Pascale Fung, director of the Centre for A.I. Research at the Hong Kong University of Science and Technology, says the list will accelerate Chinese firms’ efforts to develop homegrown chips and the firms will “increasingly not rely on U.S. technology.”
Fung says it is unlikely that the ban will result in significant long-term financial damage to Chinese A.I. firms, and notes that the Entity List is an embargo on U.S. companies exporting their products to China and thus will likely hurt American suppliers more.
Indeed, the consequences for Huawei and its U.S. suppliers may be a harbinger of what is to come. A month after the ban, Huawei founder and chief executive Ren Zhengfei said it was costing his company $30 billion in revenue. Ren has since scaled the estimate down to $10 million and said Huawei is adapting its supply chain so it can produce equipment without access to its U.S. suppliers, which have seen lower revenue due to the embargo. New Huawei phones also launched without crucial Google apps, since the blacklist bans U.S. companies like Google from doing business with Huawei.
Still, Fung says, while appearing on the Entity List may not have a large impact on the companies’s bottom line, inclusion is “really bad for their image.”
Image is an especially serious concern for the most prominent firms on the list, and for those closest to an IPO—and the public scrutiny an offering brings.
A.I. startup Megvii, valued at $4 billion and backed by Chinese e-commerce titan Alibaba, is expected to hold an IPO on Hong Kong’s stock exchange by the end of the year and raise between $500 million and $1 billion. If it goes public, it will become the first A.I. company from China to do so—but its appearance on the Entity List could spook foreign backers and jeopardize the listing. Goldman Sachs Group, a sponsor of Megvii’s planned IPO, told Reuters on Tuesday that it was “evaluating” its involvement “in light of recent developments.”
For Megvii, the sticking point is its facial recognition software. The firm is still smarting from a since-corrected Human Rights Watch report that implicated Megvii’s Face++ software in government surveillance of China’s Uighur Muslim minority.

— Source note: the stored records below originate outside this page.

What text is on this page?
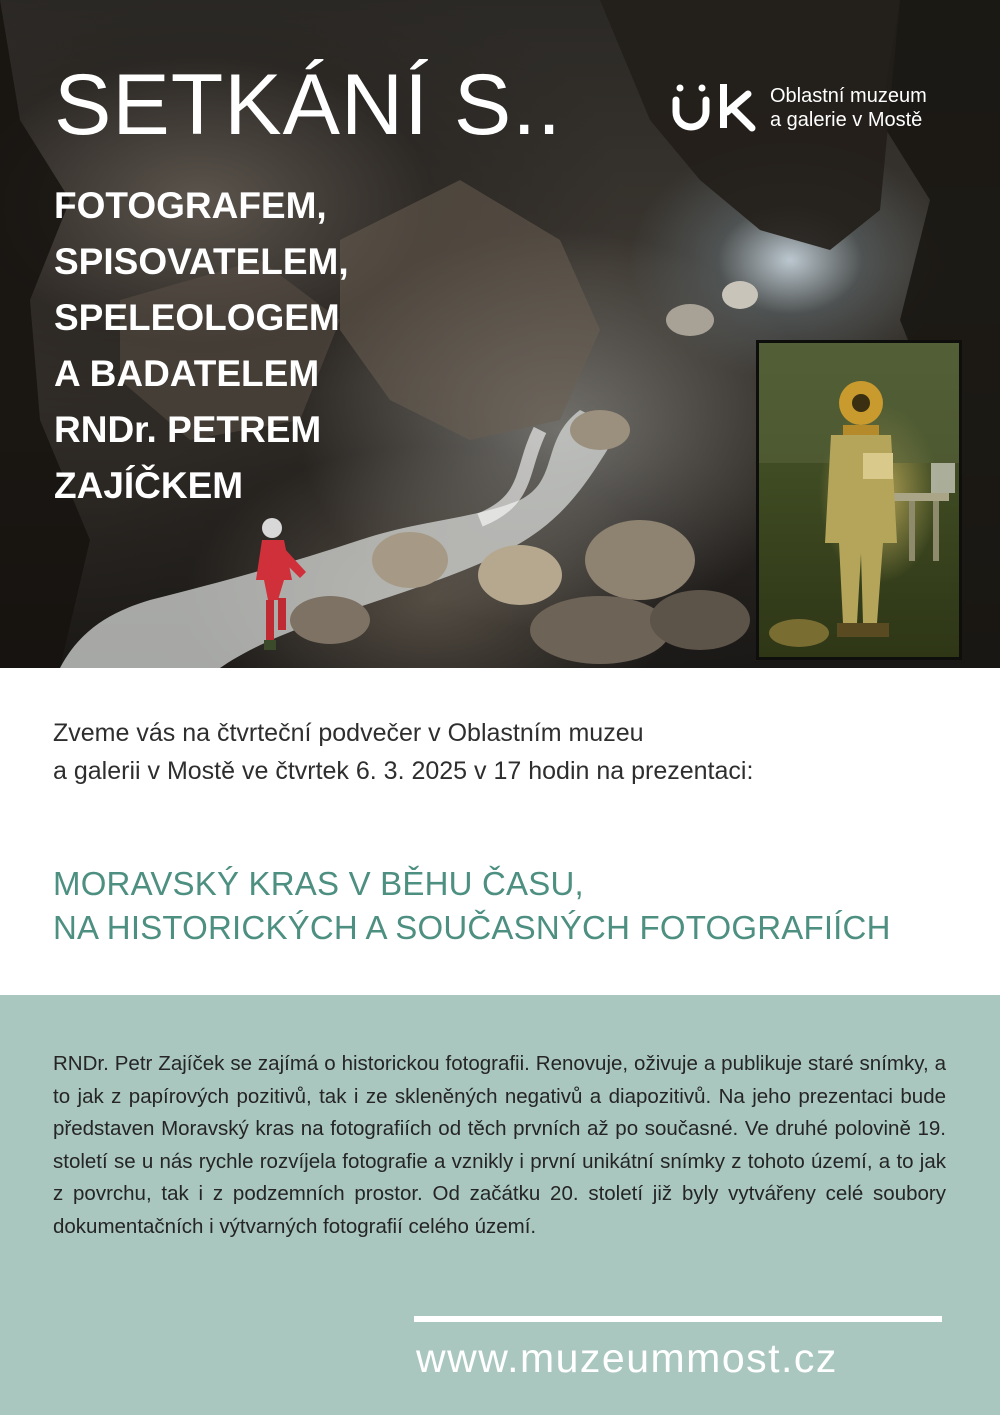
SETKÁNÍ S..
FOTOGRAFEM,
SPISOVATELEM,
SPELEOLOGEM
A BADATELEM
RNDr. PETREM
ZAJÍČKEM
Oblastní muzeum
a galerie v Mostě
Zveme vás na čtvrteční podvečer v Oblastním muzeu
a galerii v Mostě ve čtvrtek 6. 3. 2025 v 17 hodin na prezentaci:
MORAVSKÝ KRAS V BĚHU ČASU,
NA HISTORICKÝCH A SOUČASNÝCH FOTOGRAFIÍCH

RNDr. Petr Zajíček se zajímá o historickou fotografii. Renovuje, oživuje a publikuje staré snímky, a to jak z papírových pozitivů, tak i ze skleněných negativů a diapozitivů. Na jeho prezentaci bude představen Moravský kras na fotografiích od těch prvních až po současné. Ve druhé polovině 19. století se u nás rychle rozvíjela fotografie a vznikly i první unikátní snímky z tohoto území, a to jak z povrchu, tak i z podzemních prostor. Od začátku 20. století již byly vytvářeny celé soubory dokumentačních i výtvarných fotografií celého území.

www.muzeummost.cz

A reissued version of the report did not include Megvii in the list of involved companies, but the startup’s reputation still took a hit.

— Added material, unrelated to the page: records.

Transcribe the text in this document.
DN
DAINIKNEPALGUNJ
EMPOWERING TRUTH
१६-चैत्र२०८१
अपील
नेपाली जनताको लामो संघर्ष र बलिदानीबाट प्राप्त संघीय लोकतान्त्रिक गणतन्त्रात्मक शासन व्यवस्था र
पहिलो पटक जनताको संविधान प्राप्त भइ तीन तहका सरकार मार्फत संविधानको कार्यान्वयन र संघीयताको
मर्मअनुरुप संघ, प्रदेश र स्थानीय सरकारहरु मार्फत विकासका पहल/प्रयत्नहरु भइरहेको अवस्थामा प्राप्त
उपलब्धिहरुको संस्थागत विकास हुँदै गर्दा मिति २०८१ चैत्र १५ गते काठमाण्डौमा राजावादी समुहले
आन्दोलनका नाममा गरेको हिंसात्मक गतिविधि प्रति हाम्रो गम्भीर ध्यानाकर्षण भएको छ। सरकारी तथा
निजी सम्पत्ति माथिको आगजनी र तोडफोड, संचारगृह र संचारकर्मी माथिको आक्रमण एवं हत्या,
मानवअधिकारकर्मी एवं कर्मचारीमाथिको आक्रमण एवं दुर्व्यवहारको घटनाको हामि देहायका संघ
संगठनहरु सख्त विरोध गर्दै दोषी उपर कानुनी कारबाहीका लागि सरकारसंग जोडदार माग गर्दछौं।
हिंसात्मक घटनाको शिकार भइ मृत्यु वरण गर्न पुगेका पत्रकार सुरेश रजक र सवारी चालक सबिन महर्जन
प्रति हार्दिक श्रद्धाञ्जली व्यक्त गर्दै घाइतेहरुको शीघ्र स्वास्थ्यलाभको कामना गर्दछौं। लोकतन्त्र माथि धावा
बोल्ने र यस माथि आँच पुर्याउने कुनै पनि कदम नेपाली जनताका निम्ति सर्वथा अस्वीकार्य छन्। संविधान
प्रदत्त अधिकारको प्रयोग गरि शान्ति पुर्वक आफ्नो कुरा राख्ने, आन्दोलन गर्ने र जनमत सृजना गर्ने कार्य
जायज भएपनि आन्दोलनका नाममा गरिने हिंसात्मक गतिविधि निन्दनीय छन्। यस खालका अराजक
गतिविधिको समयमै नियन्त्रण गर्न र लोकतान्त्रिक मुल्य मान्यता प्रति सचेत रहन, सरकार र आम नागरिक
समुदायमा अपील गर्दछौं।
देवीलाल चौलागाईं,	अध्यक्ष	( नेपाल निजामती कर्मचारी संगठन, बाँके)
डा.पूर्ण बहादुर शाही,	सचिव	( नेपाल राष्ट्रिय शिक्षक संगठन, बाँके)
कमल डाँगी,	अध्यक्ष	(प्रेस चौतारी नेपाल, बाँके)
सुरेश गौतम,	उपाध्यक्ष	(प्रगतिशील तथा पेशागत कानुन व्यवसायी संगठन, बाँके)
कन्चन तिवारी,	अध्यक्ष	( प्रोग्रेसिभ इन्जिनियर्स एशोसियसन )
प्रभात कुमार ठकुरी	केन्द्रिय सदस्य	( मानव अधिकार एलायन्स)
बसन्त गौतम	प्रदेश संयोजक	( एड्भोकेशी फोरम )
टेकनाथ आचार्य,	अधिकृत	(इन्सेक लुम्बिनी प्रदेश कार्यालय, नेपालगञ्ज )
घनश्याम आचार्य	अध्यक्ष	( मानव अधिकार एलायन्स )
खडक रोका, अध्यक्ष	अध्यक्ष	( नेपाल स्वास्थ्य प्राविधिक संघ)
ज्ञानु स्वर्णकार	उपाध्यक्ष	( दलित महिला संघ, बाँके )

Wary of more controversy in the lead-up to its IPO, Megvii is setting up an ethics committee, and has pledged to not let its tech be used for “any illegal or inappropriate purposes, including infringement of human rights.”

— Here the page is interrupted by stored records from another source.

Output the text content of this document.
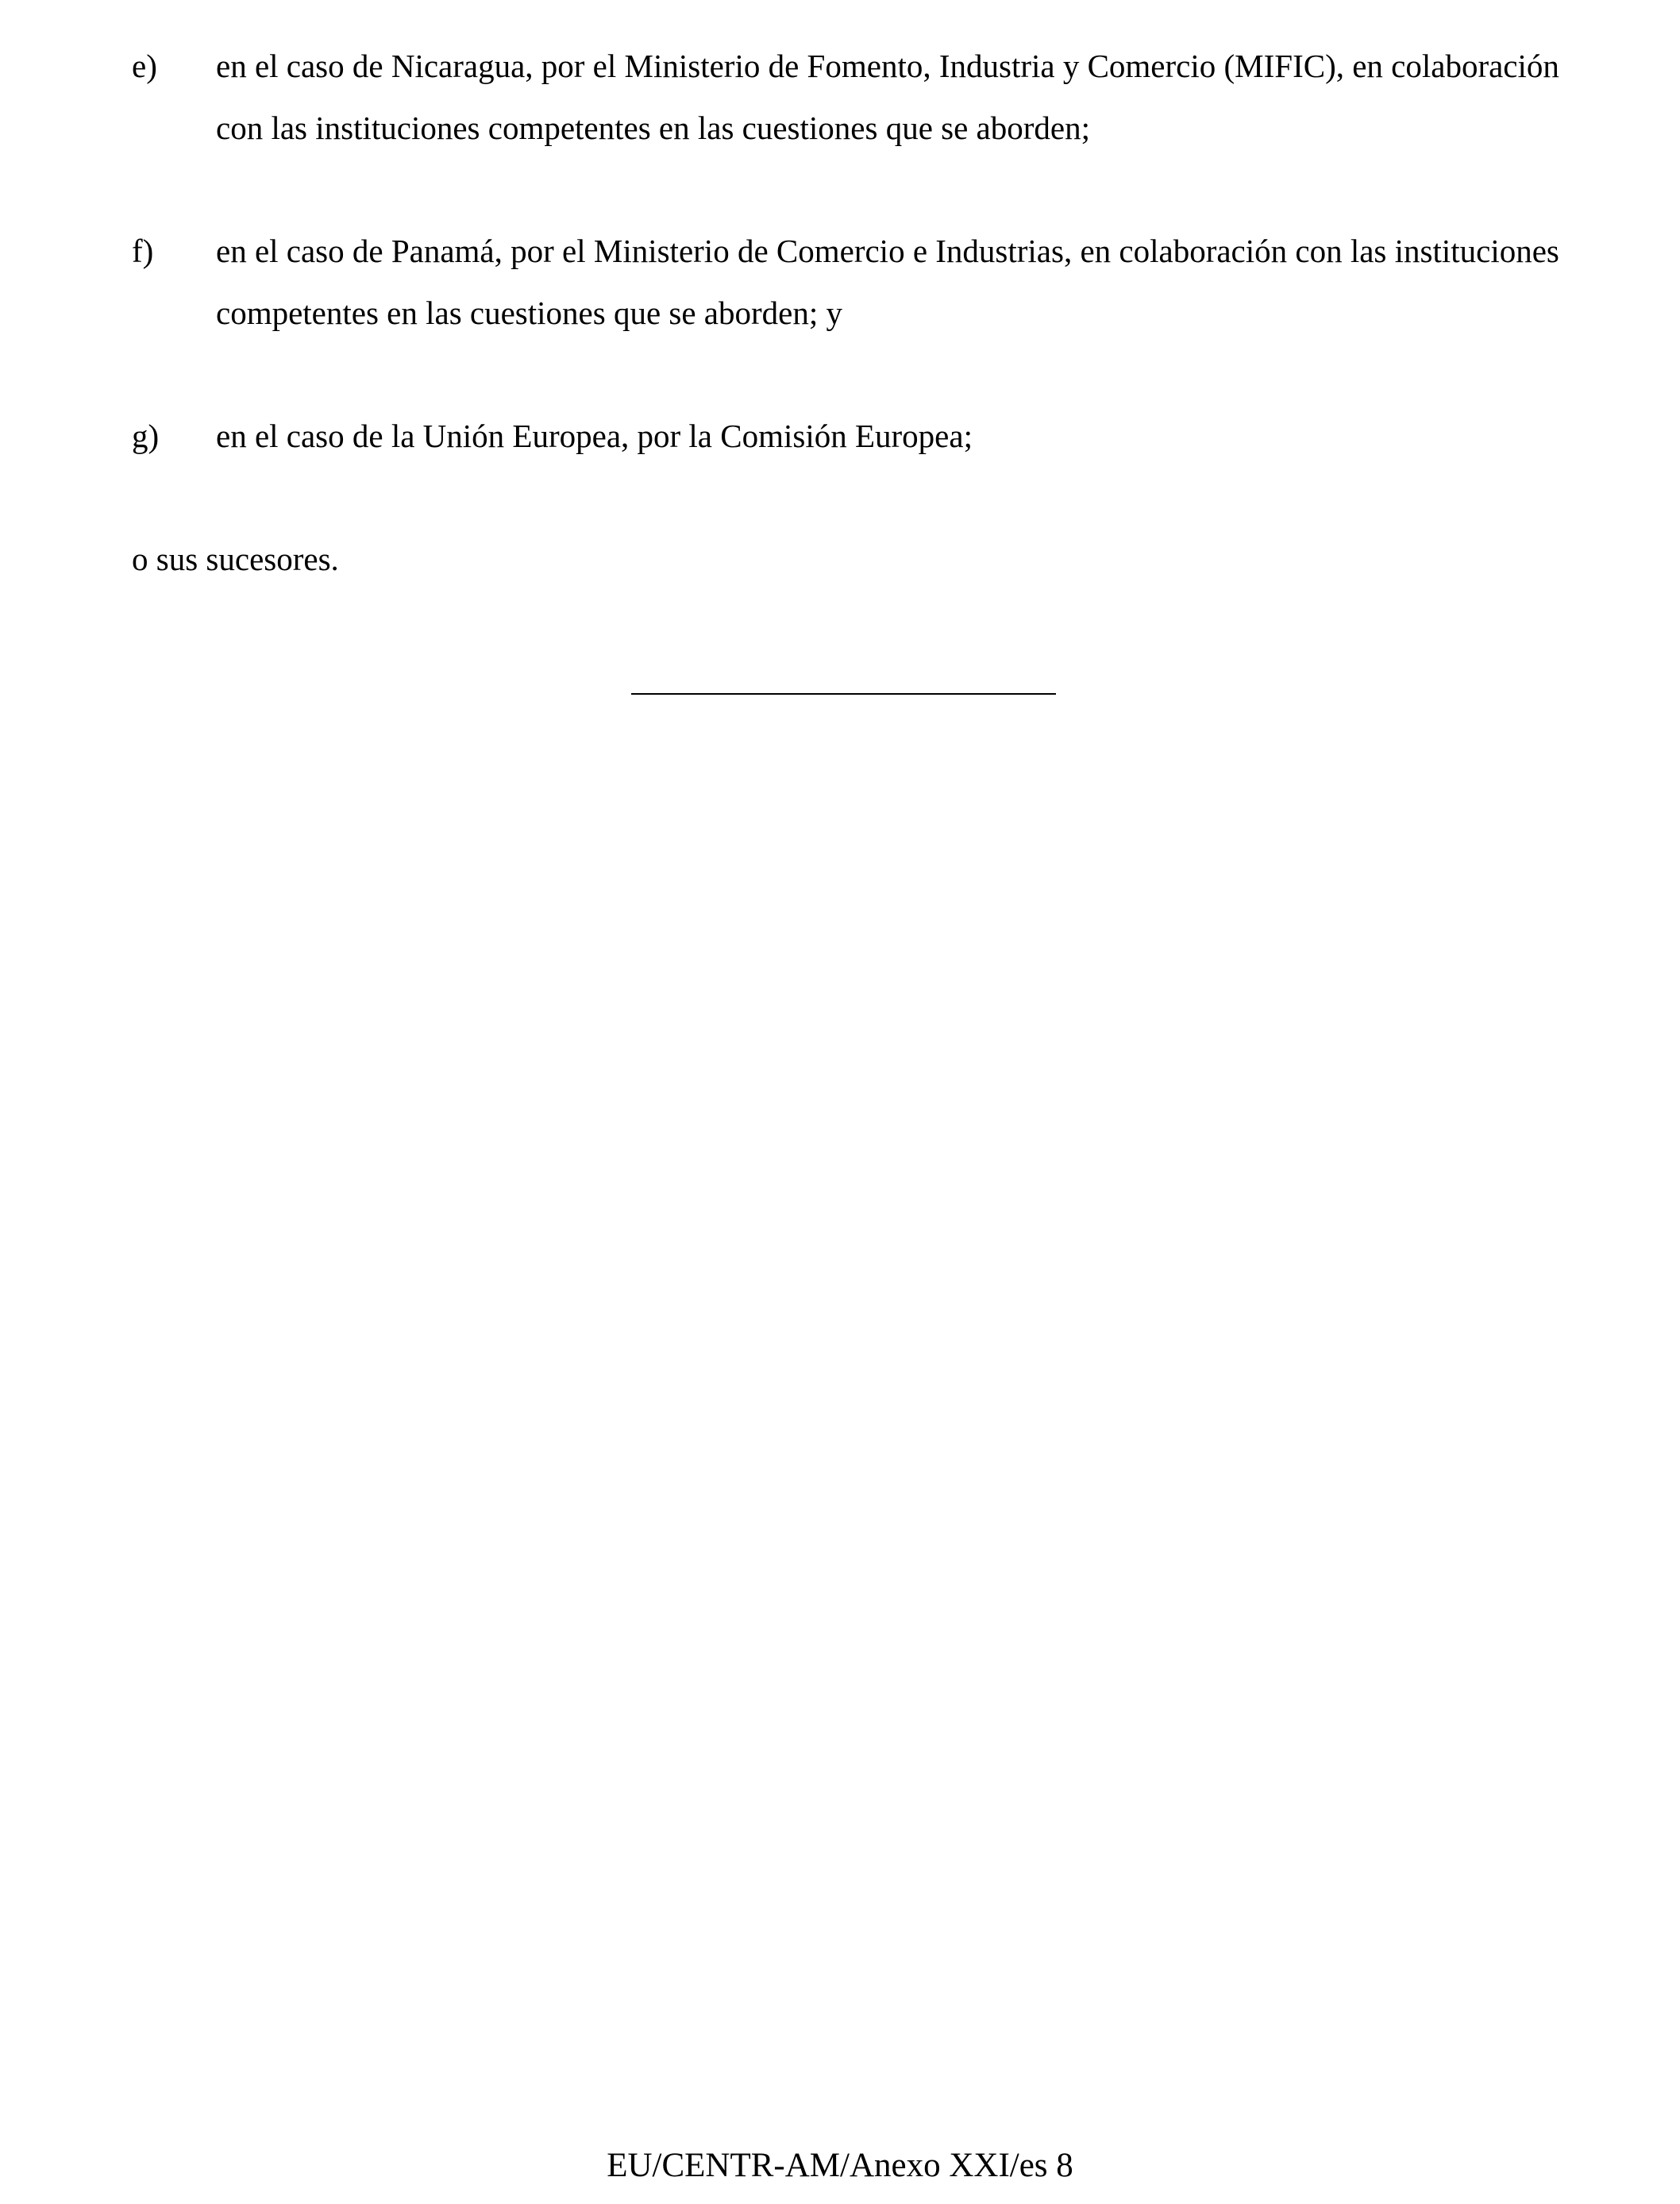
e) en el caso de Nicaragua, por el Ministerio de Fomento, Industria y Comercio (MIFIC), en colaboración con las instituciones competentes en las cuestiones que se aborden;
f) en el caso de Panamá, por el Ministerio de Comercio e Industrias, en colaboración con las instituciones competentes en las cuestiones que se aborden; y
g) en el caso de la Unión Europea, por la Comisión Europea;
o sus sucesores.
EU/CENTR-AM/Anexo XXI/es 8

Megvii said in a statement that there are “no grounds” to its inclusion in the list and as of now there are “no changes” to ongoing IPO plans.
World’s most valuable A.I. startup
With a valuation of more than $7.5 billion (up $3 billion in its most recent funding round earlier this year), A.I. unicorn SenseTime is often referred to as the most valuable A.I. startup in the world.
Unlike Megvii, SenseTime has said it has no immediate plans to go public. But similar to Megvii, SenseTime is backed by Alibaba, is best known for its facial recognition technology, and is similarly sensitive to controversies over the software.
SenseTime’s Chief Executive Officer Xu Li told Bloomberg that the startup doesn’t work directly with the Chinese government and doesn’t own or access customer data.
“We are deeply disappointed with this decision by the U.S. Department of Commerce and believe our company has been misunderstood,” a SenseTime spokesperson said in an email statement to Fortune, adding that the company plans to work with relevant authorities to “resolve the situation,” and that SenseTime is “in for the long haul.”
Ultimately, the import restrictions placed on companies on the Entity List may be eased once Washington’s trade war with Beijing comes to an end. But the long-running competition for A.I. primacy will continue.
“It’s a very familiar old story,” Fung says. “It’s like the space race in the old days, and now this is an A.I. race between two different superpowers.”